La pièce, petite, renferme des trésors datant d’un siècle ou deux. D’imposantes chambres photographiques du 19ème siècle, un ancêtre de l’agrandisseur et même l’ancêtre de l’ancêtre, un châssis-presse pour faire un tirage contact à partir de plaque au gélatino-bromure. Derrière un miroir, encore toute une série de matériels anciens et récents, des appareils photo numériques ou des argentiques plus vintages.

Soutenir les autres en étant pasteur

« Il y a une faille en tout. C’est ainsi qu’entre la lumière ». Rapahël aime cette citation, tirée et traduite d’une chanson de Léonard Cohen. La recherche de la lumière, aux sens strict, spirituel et figuré est le fil rouge de sa vie. A tel point que Raphaël, lancé dans des études de droit à Bordeaux, s’est peu à peu tourné vers la théologie.

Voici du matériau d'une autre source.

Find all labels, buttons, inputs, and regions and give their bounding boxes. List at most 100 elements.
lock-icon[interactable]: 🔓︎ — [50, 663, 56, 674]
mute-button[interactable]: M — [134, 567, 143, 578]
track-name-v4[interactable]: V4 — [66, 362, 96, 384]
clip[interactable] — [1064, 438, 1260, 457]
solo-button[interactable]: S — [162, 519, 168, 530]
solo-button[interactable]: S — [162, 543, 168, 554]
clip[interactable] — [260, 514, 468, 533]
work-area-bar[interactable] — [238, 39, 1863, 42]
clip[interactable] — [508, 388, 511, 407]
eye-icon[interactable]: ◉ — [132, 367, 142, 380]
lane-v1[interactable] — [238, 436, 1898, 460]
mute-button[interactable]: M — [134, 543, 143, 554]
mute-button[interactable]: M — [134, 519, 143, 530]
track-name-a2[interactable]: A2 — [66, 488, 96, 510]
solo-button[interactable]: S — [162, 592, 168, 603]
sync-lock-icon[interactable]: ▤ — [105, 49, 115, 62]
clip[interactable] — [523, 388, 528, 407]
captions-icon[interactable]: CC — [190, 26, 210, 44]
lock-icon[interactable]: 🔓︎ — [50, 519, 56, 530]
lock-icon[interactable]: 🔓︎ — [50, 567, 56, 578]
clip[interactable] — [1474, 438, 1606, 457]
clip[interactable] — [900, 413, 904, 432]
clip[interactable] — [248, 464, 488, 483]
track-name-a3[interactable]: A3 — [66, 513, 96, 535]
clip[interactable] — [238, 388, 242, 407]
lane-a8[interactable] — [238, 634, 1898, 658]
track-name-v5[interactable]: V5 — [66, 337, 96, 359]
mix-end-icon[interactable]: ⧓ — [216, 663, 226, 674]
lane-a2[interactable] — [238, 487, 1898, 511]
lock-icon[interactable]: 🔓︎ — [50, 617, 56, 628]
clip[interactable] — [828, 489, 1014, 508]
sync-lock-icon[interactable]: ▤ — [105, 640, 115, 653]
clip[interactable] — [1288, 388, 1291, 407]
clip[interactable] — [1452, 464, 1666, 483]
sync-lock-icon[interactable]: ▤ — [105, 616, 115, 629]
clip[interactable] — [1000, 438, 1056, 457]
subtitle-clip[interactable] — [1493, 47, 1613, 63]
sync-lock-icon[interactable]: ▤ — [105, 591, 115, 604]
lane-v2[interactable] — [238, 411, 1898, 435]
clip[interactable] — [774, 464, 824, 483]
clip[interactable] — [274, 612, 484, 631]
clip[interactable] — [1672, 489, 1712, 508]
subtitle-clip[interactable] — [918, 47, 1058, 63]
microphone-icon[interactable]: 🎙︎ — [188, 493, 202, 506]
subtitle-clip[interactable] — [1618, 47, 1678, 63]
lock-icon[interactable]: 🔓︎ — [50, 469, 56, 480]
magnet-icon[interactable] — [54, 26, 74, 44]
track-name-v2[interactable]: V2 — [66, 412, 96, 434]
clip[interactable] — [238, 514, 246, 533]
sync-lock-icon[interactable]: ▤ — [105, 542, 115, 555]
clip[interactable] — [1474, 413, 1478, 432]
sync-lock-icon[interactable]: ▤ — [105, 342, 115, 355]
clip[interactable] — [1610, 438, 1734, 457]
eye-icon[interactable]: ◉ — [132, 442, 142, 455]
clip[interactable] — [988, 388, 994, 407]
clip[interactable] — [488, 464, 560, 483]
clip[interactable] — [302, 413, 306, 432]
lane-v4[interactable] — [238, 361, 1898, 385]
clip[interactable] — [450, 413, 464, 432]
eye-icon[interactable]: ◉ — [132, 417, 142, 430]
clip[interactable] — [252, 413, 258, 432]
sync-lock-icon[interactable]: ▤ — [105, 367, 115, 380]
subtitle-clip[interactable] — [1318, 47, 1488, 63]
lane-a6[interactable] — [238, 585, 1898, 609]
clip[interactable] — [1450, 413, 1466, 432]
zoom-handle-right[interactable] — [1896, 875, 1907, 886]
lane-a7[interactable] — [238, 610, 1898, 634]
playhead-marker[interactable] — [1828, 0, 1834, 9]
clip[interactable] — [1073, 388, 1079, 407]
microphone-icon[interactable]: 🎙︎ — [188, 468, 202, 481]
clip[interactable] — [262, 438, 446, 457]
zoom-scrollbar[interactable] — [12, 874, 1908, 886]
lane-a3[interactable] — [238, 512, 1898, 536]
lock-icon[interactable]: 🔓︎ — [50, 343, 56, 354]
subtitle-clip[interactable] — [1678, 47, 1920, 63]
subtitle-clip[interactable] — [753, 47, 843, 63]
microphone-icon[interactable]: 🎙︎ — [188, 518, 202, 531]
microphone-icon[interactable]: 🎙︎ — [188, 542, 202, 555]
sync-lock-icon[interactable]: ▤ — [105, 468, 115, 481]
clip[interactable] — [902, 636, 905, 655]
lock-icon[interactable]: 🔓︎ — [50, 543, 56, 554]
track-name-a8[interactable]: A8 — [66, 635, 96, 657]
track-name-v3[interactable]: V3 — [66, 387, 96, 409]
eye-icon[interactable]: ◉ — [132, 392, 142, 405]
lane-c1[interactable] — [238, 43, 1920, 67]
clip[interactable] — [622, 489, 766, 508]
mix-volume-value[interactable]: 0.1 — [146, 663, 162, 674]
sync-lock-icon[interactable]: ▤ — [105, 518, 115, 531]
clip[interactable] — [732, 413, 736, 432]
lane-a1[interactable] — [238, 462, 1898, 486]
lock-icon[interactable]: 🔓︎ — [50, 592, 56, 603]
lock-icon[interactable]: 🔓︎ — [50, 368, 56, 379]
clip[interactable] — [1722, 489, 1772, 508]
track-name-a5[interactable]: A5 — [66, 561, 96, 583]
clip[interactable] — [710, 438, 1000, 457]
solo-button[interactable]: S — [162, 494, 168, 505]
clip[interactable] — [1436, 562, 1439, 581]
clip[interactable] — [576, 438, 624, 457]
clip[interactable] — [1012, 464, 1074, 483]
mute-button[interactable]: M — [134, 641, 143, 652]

De l’interprétation du droit positif à celle du droit ”naturel”, « la question de leur articulation et de la laïcité s’est imposée » au jeune homme de famille catholique.

D’une rencontre à une autre, c’est finalement avec le pasteur du Temple du Hâ à Bordeaux, qu’il échange et s’implique à la fédération française des étudiants chrétiens ; sa « vocation de devenir avocat pour soutenir les autres et les accompagner », évolue. C’est en tant que pasteur qu’il vise le même objectif. Direction la Faculté de Théologie protestante de Strasbourg. Après deux masters et une thèse sur la définition théologique de l’être humain, il démarre son vicariat pour « être enfin sur le terrain », au contact des gens. Mais, « le poids de l’institution a eu raison de ma vocation », dit-il sobrement.

Éprouver existentiellement ce que c’était de créer une image

Le choc est rude. C’est la faille qui laissera entrer la lumière de sa future nouvelle vocation : la photographie. « Chercher à définir théologiquement l’être humain c’est nécessairement se pencher sur la question de l’image. J’avais alors eu besoin d’éprouver existentiellement aussi ce que c’était que de créer une image ». Culture familiale aidant, il se prend au jeu de la photo numérique et du post traitement, avec l’aide de professionnels.

Autoportrait de Raphaël Laurand entourés de quelques uns de ses ambrotypesRaphael LAURAND

Autoportrait de Raphaël Laurand entouré de plaques tirées de sa série “Des courbes et des lignes”

« Quand j’ai du reconsidérer mon avenir professionnel, la photo s’est imposée à moi. Le pasteur et le photographe ont un rôle commun, ils sont un révélateur de personnalités », estime celui qui désormais n’imagine pas de photo sans humains. Et puis, « le photographe est une instance interprétative, comme le juriste ou le théologien, sauf qu’il écrit avec la lumière. »

Transparent et fragile

Une lumière qu’il aura apprise à apprivoiser via le numérique donc, mais aussi l’argentique qui est venu combler « le manque de la résistance de la matière ». L’image numérique modifiable à l’infini, amène à passer trop de temps derrière un ordinateur. L’argentique, c’est un nombre limité de prises et la possibilité de « s’amuser avec de l’esthétique un peu chimique : solarisation, tirage à l’éponge, du virage ». Jusqu’à vouloir réaliser des clichés sur verre. Déjà présent dans une de ses toutes premières expositions, le verre fascine le photographe : « il est aussi un peu le résumé de la transparence et de la fragilité de l’Homme ».

Le support lui-même porte un message important, quasi anthropologique

Un chimiste lui apprend le procédé de gélatino-bromure d’argent sur verre, ancêtre de la pellicule, inventé en 1871. Puis il s’auto-forme au collodion humide, il ne s’en lassera pas. La plaque de verre placée dans la chambre photographique après avoir été enduite d’un vernis à base de collodion, et trempée dans un bain de nitrate d’argent, « est noircie par l’argent qui réagit à la lumière, c’est ça qui fait la photo, appelée ambrotype. Ces plaques sont fragiles et ont toujours un défaut. Si une poussière tombe dans le collodion lors de la prise de vue, c’est comme ça, il faut l’assumer ».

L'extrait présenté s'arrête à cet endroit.